Liotta had found himself in a position familiar to any aging star: He’d become known for one particular type of role (gangster, blue collar), and unless he played that sort of role, he couldn’t get cast in a large movie. So he went for independent films. “A lot of times a movie would come along where I got to play the lead part, where I wasn’t a maniac, but it was a smaller-type independent movie,” he explained. “I’ve always felt that part of this game is to play as many different parts as you can, so I had more opportunities in smaller-budgeted movies to play the leading man: to get the girl without having to choke her first.”

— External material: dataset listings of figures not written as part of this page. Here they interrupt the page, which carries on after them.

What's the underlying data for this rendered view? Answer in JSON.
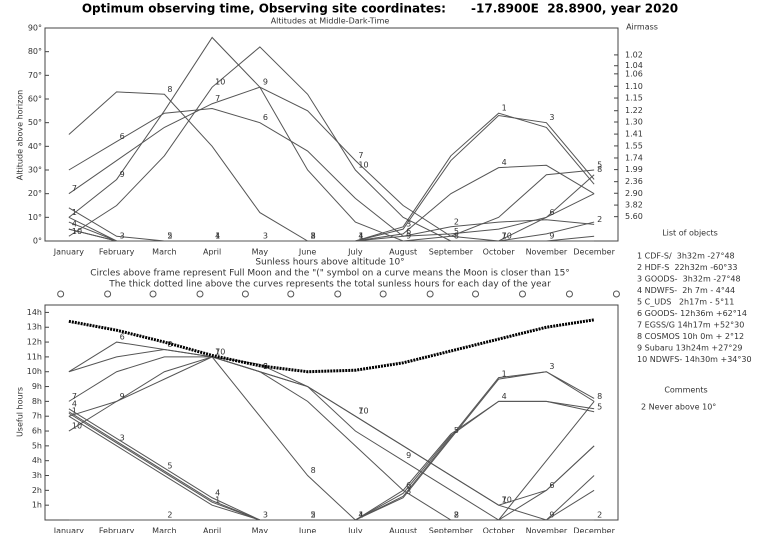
{
  "chart_data": [
    {
      "type": "line",
      "title": "Optimum observing time, Observing site coordinates:      -17.8900E  28.8900, year 2020",
      "subtitle": "Altitudes at Middle-Dark-Time",
      "y_label": "Altitude above horizon",
      "y2_label": "Airmass",
      "y2scale": "airmass",
      "legend_title": "List of objects",
      "color": "#555555",
      "categories": [
        "January",
        "February",
        "March",
        "April",
        "May",
        "June",
        "July",
        "August",
        "September",
        "October",
        "November",
        "December"
      ],
      "ylim": [
        0,
        90
      ],
      "yticks": [
        {
          "value": 0,
          "label": "0°"
        },
        {
          "value": 10,
          "label": "10°"
        },
        {
          "value": 20,
          "label": "20°"
        },
        {
          "value": 30,
          "label": "30°"
        },
        {
          "value": 40,
          "label": "40°"
        },
        {
          "value": 50,
          "label": "50°"
        },
        {
          "value": 60,
          "label": "60°"
        },
        {
          "value": 70,
          "label": "70°"
        },
        {
          "value": 80,
          "label": "80°"
        },
        {
          "value": 90,
          "label": "90°"
        }
      ],
      "y2ticks": [
        1.02,
        1.04,
        1.06,
        {
          "value": 1.1,
          "label": "1.10"
        },
        1.15,
        1.22,
        {
          "value": 1.3,
          "label": "1.30"
        },
        1.41,
        1.55,
        1.74,
        1.99,
        2.36,
        {
          "value": 2.9,
          "label": "2.90"
        },
        3.82,
        {
          "value": 5.6,
          "label": "5.60"
        }
      ],
      "series": [
        {
          "name": "1 CDF-S/  3h32m -27°48",
          "marker": "1",
          "values": [
            10,
            0,
            0,
            0,
            0,
            0,
            0,
            6,
            36,
            54,
            48,
            24
          ]
        },
        {
          "name": "2 HDF-S  22h32m -60°33",
          "marker": "2",
          "values": [
            5,
            0,
            0,
            0,
            0,
            0,
            0,
            2,
            6,
            8,
            9,
            7
          ]
        },
        {
          "name": "3 GOODS-  3h32m -27°48",
          "marker": "3",
          "values": [
            8,
            0,
            0,
            0,
            0,
            0,
            0,
            5,
            34,
            53,
            50,
            26
          ]
        },
        {
          "name": "4 NDWFS-  2h 7m - 4°44",
          "marker": "4",
          "values": [
            5,
            0,
            0,
            0,
            0,
            0,
            0,
            3,
            20,
            31,
            32,
            20
          ]
        },
        {
          "name": "5 C_UDS   2h17m - 5°11",
          "marker": "5",
          "values": [
            14,
            2,
            0,
            0,
            0,
            0,
            0,
            0,
            2,
            10,
            28,
            30
          ]
        },
        {
          "name": "6 GOODS- 12h36m +62°14",
          "marker": "6",
          "values": [
            30,
            42,
            54,
            56,
            50,
            38,
            18,
            2,
            3,
            5,
            10,
            20
          ]
        },
        {
          "name": "7 EGSS/G 14h17m +52°30",
          "marker": "7",
          "values": [
            20,
            34,
            48,
            58,
            65,
            55,
            34,
            15,
            2,
            0,
            3,
            8
          ]
        },
        {
          "name": "8 COSMOS 10h 0m + 2°12",
          "marker": "8",
          "values": [
            45,
            63,
            62,
            40,
            12,
            0,
            0,
            0,
            0,
            0,
            10,
            28
          ]
        },
        {
          "name": "9 Subaru 13h24m +27°29",
          "marker": "9",
          "values": [
            10,
            26,
            55,
            86,
            65,
            30,
            8,
            0,
            0,
            0,
            0,
            2
          ]
        },
        {
          "name": "10 NDWFS- 14h30m +34°30",
          "marker": "10",
          "values": [
            2,
            15,
            36,
            65,
            82,
            62,
            30,
            10,
            0,
            0,
            0,
            0
          ]
        }
      ]
    },
    {
      "type": "line",
      "title": "Sunless hours above altitude 10°",
      "notes": [
        "Circles above frame represent Full Moon and the \"(\" symbol on a curve means the Moon is closer than 15°",
        "The thick dotted line above the curves represents the total sunless hours for each day of the year"
      ],
      "y_label": "Useful hours",
      "comments_title": "Comments",
      "comments": [
        "2 Never above 10°"
      ],
      "color": "#555555",
      "sunless_color": "#000000",
      "categories": [
        "January",
        "February",
        "March",
        "April",
        "May",
        "June",
        "July",
        "August",
        "September",
        "October",
        "November",
        "December"
      ],
      "ylim": [
        0,
        14.5
      ],
      "yticks": [
        {
          "value": 1,
          "label": "1h"
        },
        {
          "value": 2,
          "label": "2h"
        },
        {
          "value": 3,
          "label": "3h"
        },
        {
          "value": 4,
          "label": "4h"
        },
        {
          "value": 5,
          "label": "5h"
        },
        {
          "value": 6,
          "label": "6h"
        },
        {
          "value": 7,
          "label": "7h"
        },
        {
          "value": 8,
          "label": "8h"
        },
        {
          "value": 9,
          "label": "9h"
        },
        {
          "value": 10,
          "label": "10h"
        },
        {
          "value": 11,
          "label": "11h"
        },
        {
          "value": 12,
          "label": "12h"
        },
        {
          "value": 13,
          "label": "13h"
        },
        {
          "value": 14,
          "label": "14h"
        }
      ],
      "xlim": [
        0,
        366
      ],
      "full_moon_days": [
        10,
        40,
        69,
        99,
        128,
        157,
        187,
        216,
        246,
        275,
        305,
        335,
        365
      ],
      "sunless_hours": [
        13.4,
        12.8,
        12.0,
        11.1,
        10.4,
        10.0,
        10.1,
        10.6,
        11.4,
        12.2,
        13.0,
        13.5
      ],
      "series": [
        {
          "marker": "1",
          "values": [
            7.0,
            5.0,
            3.0,
            1.0,
            0,
            0,
            0,
            1.5,
            5.5,
            9.5,
            10.0,
            8.0
          ]
        },
        {
          "marker": "2",
          "values": [
            0,
            0,
            0,
            0,
            0,
            0,
            0,
            0,
            0,
            0,
            0,
            0
          ]
        },
        {
          "marker": "3",
          "values": [
            7.2,
            5.2,
            3.2,
            1.2,
            0,
            0,
            0,
            1.6,
            5.6,
            9.6,
            10.0,
            8.2
          ]
        },
        {
          "marker": "4",
          "values": [
            7.5,
            5.5,
            3.5,
            1.5,
            0,
            0,
            0,
            2,
            5.8,
            8,
            8,
            7.5
          ]
        },
        {
          "marker": "5",
          "values": [
            7.3,
            5.3,
            3.3,
            1.3,
            0,
            0,
            0,
            1.8,
            5.7,
            8,
            8,
            7.3
          ]
        },
        {
          "marker": "6",
          "values": [
            10,
            12,
            11.5,
            11,
            10,
            8,
            5,
            2,
            0,
            0,
            2,
            5
          ]
        },
        {
          "marker": "7",
          "values": [
            8,
            10,
            11,
            11,
            10.5,
            9,
            7,
            5,
            3,
            1,
            2,
            5
          ]
        },
        {
          "marker": "8",
          "values": [
            10,
            11,
            11.5,
            11,
            7,
            3,
            0,
            0,
            0,
            0,
            4,
            8
          ]
        },
        {
          "marker": "9",
          "values": [
            7,
            8,
            10,
            11,
            10,
            9,
            6,
            4,
            2,
            0,
            0,
            3
          ]
        },
        {
          "marker": "10",
          "values": [
            6,
            8,
            9.5,
            11,
            10,
            9,
            7,
            5,
            3,
            1,
            0,
            2
          ]
        }
      ]
    }
  ]
}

You can see a similar striving in De Niro’s shift to comedy — or his desire to work in a number of different modes, oftentimes in quasi-independent films. “Time is precious,” he told the Wall Street Journal in 2012. “I have to do all these movies I want to do. I can’t really put them off for two years. I have this movie I’ve been wanting to do with Scorsese, and we set a date to start shooting in two years. But we’re talking about time. I mean, you want to be able to stand up when you make a movie.”

Four years later, that movie — The Irishman — remains in development, and Scorsese, himself 73, has nearly a dozen projects vying for his attention. In the meantime, De Niro is filming an HBO film based on the life of Bernie Madoff; sometime later this year, Hands of Stone — a movie he filmed in 2014, in which he plays the boxing coach to his Joy co-star Edgar Ramirez — will hit 2,000 theaters nationwide, with a marketing plan directed at Latino audiences. It might be good. It’ll probably flit in and out of our collective cultural awareness. It’ll almost certainly serve as further fodder for those who believe De Niro has betrayed us.

But taking offense at an actor’s decisions, no matter their motivation, ultimately says more about the fragility of our own tastes, and how much meaning — and, by extension, identity — we derive from affixing a star’s name to our own. Maybe “I like Robert De Niro” doesn’t communicate the same volcanic masculinity as it did in 1980. But “I hate what Robert De Niro has done to his legacy” suggests the sort of intransigence that accompanies the worst, and least becoming, sort of taste.

To like Robert De Niro in 2016 is to give no shits about what other people think of you and your taste. Which is exactly, gloriously, what De Niro has decided for himself.